Spark-Scala developer

Cognizant
Bentonville, AR

** Unfortunately no visa sponsorship ( now or in the future) or contracting**


Job Title: Spark Scala Developer (GCP Batch Processing)

Location - Hybrid- Bentonville, AR


We are looking for a skilled Spark Scala Developer with strong experience in Google Cloud Platform (GCP) to support and enhance our batch data processing pipelines. The ideal candidate will be hands-on, detail-oriented, and comfortable working across the full development lifecycle in a production environment.


Required Skills & Qualifications

· Strong programming experience in Scala with hands-on expertise in Apache Spark.

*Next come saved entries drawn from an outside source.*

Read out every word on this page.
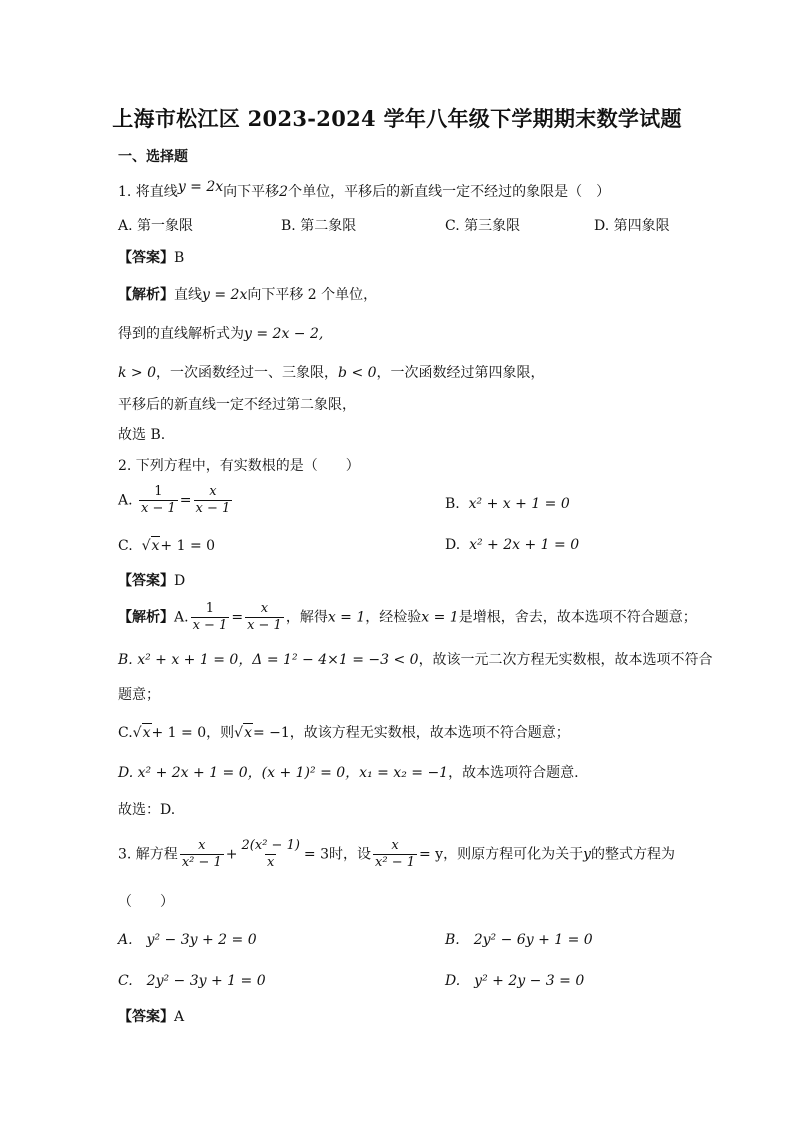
上海市松江区 2023-2024 学年八年级下学期期末数学试题
一、选择题
1. 将直线y = 2x向下平移2个单位，平移后的新直线一定不经过的象限是（　）
A. 第一象限	B. 第二象限	C. 第三象限	D. 第四象限
【答案】B
【解析】直线y = 2x向下平移 2 个单位，
得到的直线解析式为y = 2x − 2,
k > 0，一次函数经过一、三象限，b < 0，一次函数经过第四象限，
平移后的新直线一定不经过第二象限，
故选 B.
2. 下列方程中，有实数根的是（　　）
A. $\frac{1}{x - 1} = \frac{x}{x - 1}$	B. x² + x + 1 = 0
C. √x+ 1 = 0	D. x² + 2x + 1 = 0
【答案】D
【解析】A. $\frac{1}{x - 1} = \frac{x}{x - 1}$ ，解得x = 1，经检验x = 1是增根，舍去，故本选项不符合题意；
B. x² + x + 1 = 0，Δ = 1² − 4×1 = −3 < 0，故该一元二次方程无实数根，故本选项不符合
题意；
C.√x+ 1 = 0，则√x= −1，故该方程无实数根，故本选项不符合题意；
D. x² + 2x + 1 = 0，(x + 1)² = 0，x₁ = x₂ = −1，故本选项符合题意.
故选：D.
3. 解方程 $\frac{x}{\text{x² − 1}} + \frac{\text{2(x² − 1)}}{x} = 3$时，设 $\frac{x}{\text{x² − 1}} = y$，则原方程可化为关于y的整式方程为
（　　）
A.　y² − 3y + 2 = 0	B.　2y² − 6y + 1 = 0
C.　2y² − 3y + 1 = 0	D.　y² + 2y − 3 = 0
【答案】A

· Experience working with GCP services such as Dataproc, BigQuery, Cloud Storage, and Airflow.

· Solid understanding of batch data processing frameworks and distributed systems.

· Knowledge of data validation techniques, data quality checks, and debugging production data issues.

· Ability to analyze logs, identify root causes, and resolve production incidents efficiently.

· Familiarity with Unix/Linux environments and scripting.

Soft Skills

· Strong problem-solving and analytical skills.

· Ownership mindset with attention to detail and quality.

Role Expectations (Day-to-Day Activities)

· Develop and enhance Spark Scala batch jobs.

· Test and validate data pipelines in staging and production.

· Deploy code to production and ensure successful job execution.

· Investigate and resolve data or pipeline issues.

· Support ongoing operations and ensure pipeline reliability.

Key Responsibilities

· Design, develop, and maintain batch data processing jobs using Apache Spark (Scala) on GCP.

· Perform end-to-end development activities including coding, unit testing, and integration testing.

· Manage and execute production deployments following established release processes.

· Conduct data validation and reconciliation across production and staging environments to ensure data accuracy and consistency.

· Monitor batch jobs, troubleshoot failures, and provide timely support for production issues.

· Optimize Spark jobs for performance, scalability, and cost efficiency on GCP.

· Maintain documentation for pipelines, processes, and operational procedures.

// // //